Unfortunately issues with the sync server are completely out of (my, Fedora's, your) control. The server isn't even open source so we have no way to debug it. Fedora does not ship with any interaction with the sync server defined by default, and I don't recommend that people enable it. If you do, I certainly can't do much to help you other than direct you to upstream. Interaction with the sync server is via simple xmlrpc but errors on the remote end are reported back in a way that makes them look like they occurred locally, so you can see all sorts of things include mysql errors even there's no mysql use in the local denyhosts daemon. In any case, thank you from mentioning sync, because I see that SYNC_SERVER is defined in the above traces and since its not in the default Fedora configuration, the statement in the initial report about no settings having been modified is obviously not correct. It is becoming difficult for me to figure out what's actually true here. If sync had been mentioned earlier things would have made much more sense. In any case, I too see that message, but only the first time I run that command. Can you try again with -d and look for additional error output near the end? I see something about sync-timestamp which I will investigate.

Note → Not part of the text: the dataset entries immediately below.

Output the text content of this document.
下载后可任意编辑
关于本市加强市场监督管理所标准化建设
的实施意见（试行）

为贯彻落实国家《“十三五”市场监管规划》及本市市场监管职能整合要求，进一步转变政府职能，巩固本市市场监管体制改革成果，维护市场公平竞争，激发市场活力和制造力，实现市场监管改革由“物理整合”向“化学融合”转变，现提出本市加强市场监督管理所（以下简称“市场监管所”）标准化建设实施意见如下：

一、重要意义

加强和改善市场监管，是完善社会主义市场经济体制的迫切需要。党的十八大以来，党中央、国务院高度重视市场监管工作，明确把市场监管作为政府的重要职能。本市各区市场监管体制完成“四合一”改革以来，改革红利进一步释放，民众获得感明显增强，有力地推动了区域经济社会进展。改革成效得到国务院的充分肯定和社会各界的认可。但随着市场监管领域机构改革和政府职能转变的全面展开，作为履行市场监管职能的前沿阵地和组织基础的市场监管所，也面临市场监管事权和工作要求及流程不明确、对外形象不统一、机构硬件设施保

OK, the word from upstream is that running --sync directly from the command line is simply broken in 2.6; this should be fixed with 2.7 when it comes out. However, that's merely an unrelated bug. All I can ask is that folks who see hangs and such when sync is enabled turn on debugging (see /etc/sysconfig/denyhosts) and try to get me a proper log from where the sync process starts until the hang so that I can pass it upstream. But I have to reiterate that Fedora can't really help with issues involving sync.
Well, upstream patched me a patch for the --sync thing. It really should be in a different ticket since its not at all related, but I did commit the patch and made a scratch build: http://koji.fedoraproject.org/koji/taskinfo?taskID=921550 This seems to work for me. I'm not sure that the issue is sufficiently significant to warrant an update and there are additional changes there which are in the F10 package but not the F9 one. If you want to test it out, feel free.
This has affected me as well.. I pasted several debug logs on an upstream bug report but haven't seen any response. https://sourceforge.net/tracker2/?func=detail&aid=1892802&group_id=131204&atid=720419
All I can do at this point is to reiterate that I do not recommend that anyone use sync. Perhaps if we had an open source sync server we could debug these issues from both ends, but that's not happening. If there is truly no debug output generated when the daemon hangs (or exits) then the only thing I can suggest without digging into the code and inserting more debugging output is to run the whole thing under strace until it hangs. But that would consume a tonne of disk space and still might not actually show anything useful. I suppose I can patch the default config file to recommend not uncommenting the SYNC_SERVER line and add some explanatory language to README.Fedora, but that's hardly worth issuing an update over.
Well, of the two unrelated issues raised in this ticket, one has been fixed in rawhide and the other isn't fixable on Fedora's end. The rawhide package has added language strongly discouraging the use of sync. At this point, that's all I can do.